Eine Jahr zuvor allerdings hatte in München ein Mann vorgemacht, wie das nächste Millenium aussehen könnte: der in Tirol geborene Bergbauernsohn Georgio Moroder, zugleich einer der größten Verbrecher wie Visionäre der Popgeschichte. Vielleicht sah ja sein 21. Jahrhundert aber einfach nur etwas billiger aus. Mit der schwarzen Sängerin Donna Summer, die als Hair-Tänzerin nach Euopa gekommen war, arbeiteten Moroder und der Produzent Pete Bellote damals an der Isar an einem Stück, das als „Love to Love you Baby“ Geschichte machen sollte – und Schuld ist, dass sich zwar jeder an den Munich Disco Sound, niemand aber mehr an Moroders grauenvolle Arbeiten mit den Schlagersängern Ricky Shane und Michael Holm erinnert.
„Don't sing, whisper and groan“, forderte er, inspiert vom Erfolg des Serge Gainsbourg-Klassikers „Je t'aime“, die prüde Katholikin auf.
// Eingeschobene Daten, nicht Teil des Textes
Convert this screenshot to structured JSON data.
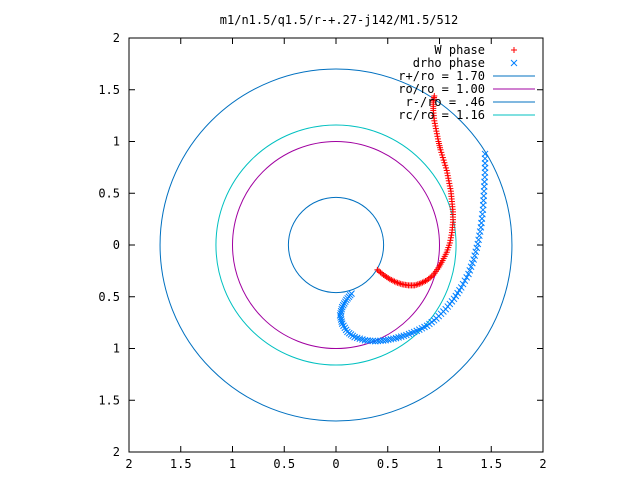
{
  "chart_data": {
    "type": "scatter",
    "title": "m1/n1.5/q1.5/r-+.27-j142/M1.5/512",
    "xlim": [
      -2,
      2
    ],
    "ylim": [
      -2,
      2
    ],
    "x_ticks": [
      "2",
      "1.5",
      "1",
      "0.5",
      "0",
      "0.5",
      "1",
      "1.5",
      "2"
    ],
    "y_ticks": [
      "2",
      "1.5",
      "1",
      "0.5",
      "0",
      "0.5",
      "1",
      "1.5",
      "2"
    ],
    "grid": false,
    "legend_position": "top-right",
    "series": [
      {
        "name": "W phase",
        "kind": "points",
        "marker": "+",
        "color": "#ff0000",
        "points": [
          [
            0.4,
            -0.24
          ],
          [
            0.46,
            -0.29
          ],
          [
            0.52,
            -0.33
          ],
          [
            0.58,
            -0.36
          ],
          [
            0.64,
            -0.38
          ],
          [
            0.7,
            -0.39
          ],
          [
            0.76,
            -0.39
          ],
          [
            0.82,
            -0.37
          ],
          [
            0.88,
            -0.34
          ],
          [
            0.94,
            -0.29
          ],
          [
            0.99,
            -0.22
          ],
          [
            1.03,
            -0.15
          ],
          [
            1.07,
            -0.07
          ],
          [
            1.1,
            0.02
          ],
          [
            1.12,
            0.12
          ],
          [
            1.13,
            0.22
          ],
          [
            1.13,
            0.32
          ],
          [
            1.12,
            0.42
          ],
          [
            1.11,
            0.52
          ],
          [
            1.09,
            0.62
          ],
          [
            1.07,
            0.72
          ],
          [
            1.04,
            0.82
          ],
          [
            1.01,
            0.92
          ],
          [
            0.99,
            1.0
          ],
          [
            0.97,
            1.1
          ],
          [
            0.95,
            1.2
          ],
          [
            0.94,
            1.3
          ],
          [
            0.94,
            1.38
          ],
          [
            0.95,
            1.44
          ]
        ]
      },
      {
        "name": "drho phase",
        "kind": "points",
        "marker": "x",
        "color": "#0080ff",
        "points": [
          [
            0.15,
            -0.47
          ],
          [
            0.1,
            -0.53
          ],
          [
            0.06,
            -0.6
          ],
          [
            0.04,
            -0.68
          ],
          [
            0.06,
            -0.76
          ],
          [
            0.11,
            -0.84
          ],
          [
            0.18,
            -0.89
          ],
          [
            0.28,
            -0.92
          ],
          [
            0.38,
            -0.93
          ],
          [
            0.48,
            -0.92
          ],
          [
            0.58,
            -0.9
          ],
          [
            0.68,
            -0.87
          ],
          [
            0.78,
            -0.83
          ],
          [
            0.88,
            -0.78
          ],
          [
            0.97,
            -0.71
          ],
          [
            1.06,
            -0.62
          ],
          [
            1.14,
            -0.52
          ],
          [
            1.21,
            -0.41
          ],
          [
            1.28,
            -0.28
          ],
          [
            1.33,
            -0.14
          ],
          [
            1.37,
            0.01
          ],
          [
            1.4,
            0.17
          ],
          [
            1.42,
            0.34
          ],
          [
            1.43,
            0.52
          ],
          [
            1.44,
            0.7
          ],
          [
            1.44,
            0.88
          ]
        ]
      },
      {
        "name": "r+/ro = 1.70",
        "kind": "circle",
        "radius": 1.7,
        "color": "#0070c0"
      },
      {
        "name": "ro/ro = 1.00",
        "kind": "circle",
        "radius": 1.0,
        "color": "#a000a0"
      },
      {
        "name": "r-/ro = .46",
        "kind": "circle",
        "radius": 0.46,
        "color": "#0070c0"
      },
      {
        "name": "rc/ro = 1.16",
        "kind": "circle",
        "radius": 1.16,
        "color": "#00c0c0"
      }
    ]
  }
}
Zu einer monotonen Synthiemelodie, zwischen zischenden Streicherattaken und einem lasziv-verschleppt federnden Beat, stöhnte Summer Mal um Mal den orgiastischen Refrain, denn aus viel mehr bestand das Stück ohnehin nicht. Neil Bogart, Besitzer des renommierten Funklabels Casablanca, war auf einer Party von der ersten Vorabversion so begeistert, dass er Moroder bat, das Stück auf 20 Minuten zu dehnen. Disco-Statis-tiker zählen über ein Duzend Fake-Orgasmen auf den 16 Minuten und 50 Sekunden, die das Stück dann dauerte. Mit „I feel Love“ verdiente er sich zwei Jahre später noch mal einige Meriten bei der Entwicklung jener Art von gallopierenden Basslinien, die man gemeinhin mit der Disco-Ära verbindet.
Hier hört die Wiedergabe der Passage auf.